Namaste has had to plan more in advance and warehouse more materials. Some projects, especially ones that are more customized, have been delayed while the company waits for parts.
“I would say the smaller your business is, probably the more impacted you would be,” Sharpe said. “You might not have the cash flow or the warehouse space to plan in advance. Plus it takes people power and that costs money, too.”
Sharpe isn’t sure when Namaste will receive products it needs for a couple of projects. He was told they would arrive in the United States by mid-December. “We have no idea what month it will really make it to Colorado.”
Shipping costs have soared. Sharpe said a shipping container used to be $4,000 to $5,000. “Right now we’re seeing $25,000 to $30,000 per container,” he said.
Demand is also high, Sharpe said. Namaste had a record November in terms of leads and sales. The company is looking for more employees to help with the surge in business.
As part of a team that publishes a national monthly survey of logistics managers, Rogers tracks the kinds of issues Sharpe is dealing with to establish trends and information for the industry. The Logistics Managers’ Index compiles responses from a few hundred people about prices and capacity.

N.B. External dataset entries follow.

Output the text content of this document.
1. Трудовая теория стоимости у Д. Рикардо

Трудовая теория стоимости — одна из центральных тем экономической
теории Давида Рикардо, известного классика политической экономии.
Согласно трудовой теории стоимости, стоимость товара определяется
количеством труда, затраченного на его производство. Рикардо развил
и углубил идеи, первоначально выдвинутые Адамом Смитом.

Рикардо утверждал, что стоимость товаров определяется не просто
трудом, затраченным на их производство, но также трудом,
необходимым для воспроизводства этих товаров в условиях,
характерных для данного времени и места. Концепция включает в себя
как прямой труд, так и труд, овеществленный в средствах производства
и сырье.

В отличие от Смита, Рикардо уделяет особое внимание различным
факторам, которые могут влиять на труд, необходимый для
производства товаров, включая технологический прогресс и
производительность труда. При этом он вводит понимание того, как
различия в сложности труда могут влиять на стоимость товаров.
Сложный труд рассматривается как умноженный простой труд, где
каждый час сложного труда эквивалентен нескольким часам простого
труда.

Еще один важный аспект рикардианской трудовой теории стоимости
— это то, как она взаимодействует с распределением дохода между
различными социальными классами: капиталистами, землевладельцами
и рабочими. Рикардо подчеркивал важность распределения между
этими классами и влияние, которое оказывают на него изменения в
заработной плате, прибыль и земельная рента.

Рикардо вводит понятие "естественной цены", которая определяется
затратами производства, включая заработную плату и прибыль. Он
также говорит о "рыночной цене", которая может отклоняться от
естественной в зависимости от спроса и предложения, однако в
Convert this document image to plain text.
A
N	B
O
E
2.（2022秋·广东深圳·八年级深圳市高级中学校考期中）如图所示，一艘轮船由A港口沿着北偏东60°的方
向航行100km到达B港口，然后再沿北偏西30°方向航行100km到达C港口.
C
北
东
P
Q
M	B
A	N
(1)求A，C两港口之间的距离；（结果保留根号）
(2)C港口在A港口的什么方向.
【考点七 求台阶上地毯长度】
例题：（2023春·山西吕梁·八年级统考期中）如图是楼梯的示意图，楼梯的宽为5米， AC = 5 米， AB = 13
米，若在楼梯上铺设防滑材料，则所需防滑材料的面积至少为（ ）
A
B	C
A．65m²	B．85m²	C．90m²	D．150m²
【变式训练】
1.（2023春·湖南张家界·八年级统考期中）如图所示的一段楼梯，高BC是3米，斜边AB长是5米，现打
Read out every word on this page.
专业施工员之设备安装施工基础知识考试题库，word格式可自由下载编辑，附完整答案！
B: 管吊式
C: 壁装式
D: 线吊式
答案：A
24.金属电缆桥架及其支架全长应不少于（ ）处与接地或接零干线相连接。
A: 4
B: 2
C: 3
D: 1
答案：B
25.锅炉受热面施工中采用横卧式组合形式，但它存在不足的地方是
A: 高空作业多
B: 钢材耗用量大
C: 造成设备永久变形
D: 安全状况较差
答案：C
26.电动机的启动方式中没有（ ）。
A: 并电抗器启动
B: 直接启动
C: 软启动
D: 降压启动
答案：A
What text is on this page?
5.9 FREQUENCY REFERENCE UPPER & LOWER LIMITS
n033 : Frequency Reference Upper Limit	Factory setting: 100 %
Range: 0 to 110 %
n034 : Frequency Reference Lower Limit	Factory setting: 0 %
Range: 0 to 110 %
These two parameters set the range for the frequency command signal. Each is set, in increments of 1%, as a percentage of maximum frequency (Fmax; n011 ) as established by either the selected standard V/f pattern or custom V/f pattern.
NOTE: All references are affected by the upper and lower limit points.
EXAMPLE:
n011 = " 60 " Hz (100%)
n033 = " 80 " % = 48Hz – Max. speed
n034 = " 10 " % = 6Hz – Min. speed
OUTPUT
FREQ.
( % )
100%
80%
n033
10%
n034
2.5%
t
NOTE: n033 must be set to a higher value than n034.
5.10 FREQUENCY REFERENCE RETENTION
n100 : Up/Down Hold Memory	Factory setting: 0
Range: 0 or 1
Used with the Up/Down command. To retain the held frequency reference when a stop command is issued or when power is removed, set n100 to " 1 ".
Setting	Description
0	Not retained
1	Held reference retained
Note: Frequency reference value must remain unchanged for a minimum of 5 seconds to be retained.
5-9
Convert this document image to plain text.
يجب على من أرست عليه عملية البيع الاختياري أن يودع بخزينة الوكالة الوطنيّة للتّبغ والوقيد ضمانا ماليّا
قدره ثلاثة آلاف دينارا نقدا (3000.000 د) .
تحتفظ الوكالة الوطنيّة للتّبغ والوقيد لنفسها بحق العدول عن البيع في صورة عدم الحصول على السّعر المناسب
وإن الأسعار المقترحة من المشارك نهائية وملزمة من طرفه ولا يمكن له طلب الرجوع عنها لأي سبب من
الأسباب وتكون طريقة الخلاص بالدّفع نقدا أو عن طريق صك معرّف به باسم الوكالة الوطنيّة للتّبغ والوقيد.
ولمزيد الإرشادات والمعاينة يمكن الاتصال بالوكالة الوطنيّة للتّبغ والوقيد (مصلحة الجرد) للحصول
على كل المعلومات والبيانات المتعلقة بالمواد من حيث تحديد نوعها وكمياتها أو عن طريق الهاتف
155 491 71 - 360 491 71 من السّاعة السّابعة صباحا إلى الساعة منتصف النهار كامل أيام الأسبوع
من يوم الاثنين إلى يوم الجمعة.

An aggregate of prices for transportation, inventory and warehousing in November showed the highest-ever rate of growth in the survey’s five years, Rogers said. The results are scored on a scale from 0 to 300, with anything over 150 indicating growth. The result in November was 271.1. The aggregate price has been over 250.0 for nine consecutive months.
“Even with some capacity coming on, prices are going to continue to be high at least through the next 12 months because of how much of a deficit we’re in,” Rogers said.
Outbreaks of COVID-19 continue to be an issue, Rogers added, especially in some East Asian countries that are important links in the global manufacturing chain.
“Here in the U.S., it’s really the question of ‘Should I take the vaccine or not?’ Vaccines are available,” Rogers said. “I think we can forget that in a place like Vietnam or Bangladesh, where a ton of apparel manufacturing happens, the question is ‘Are there any vaccines even available.’ “
The shipping bottlenecks stretch across the world when plants and ports close because of outbreaks in other countries, Rogers said.
“It’s going to take a while to build up the physical logistics network, domestically and internationally, to meet demand,” he said. “Of course, more COVID outbreaks could slow that down but COVID could end tomorrow and the supply chain problems would still go on for a while.”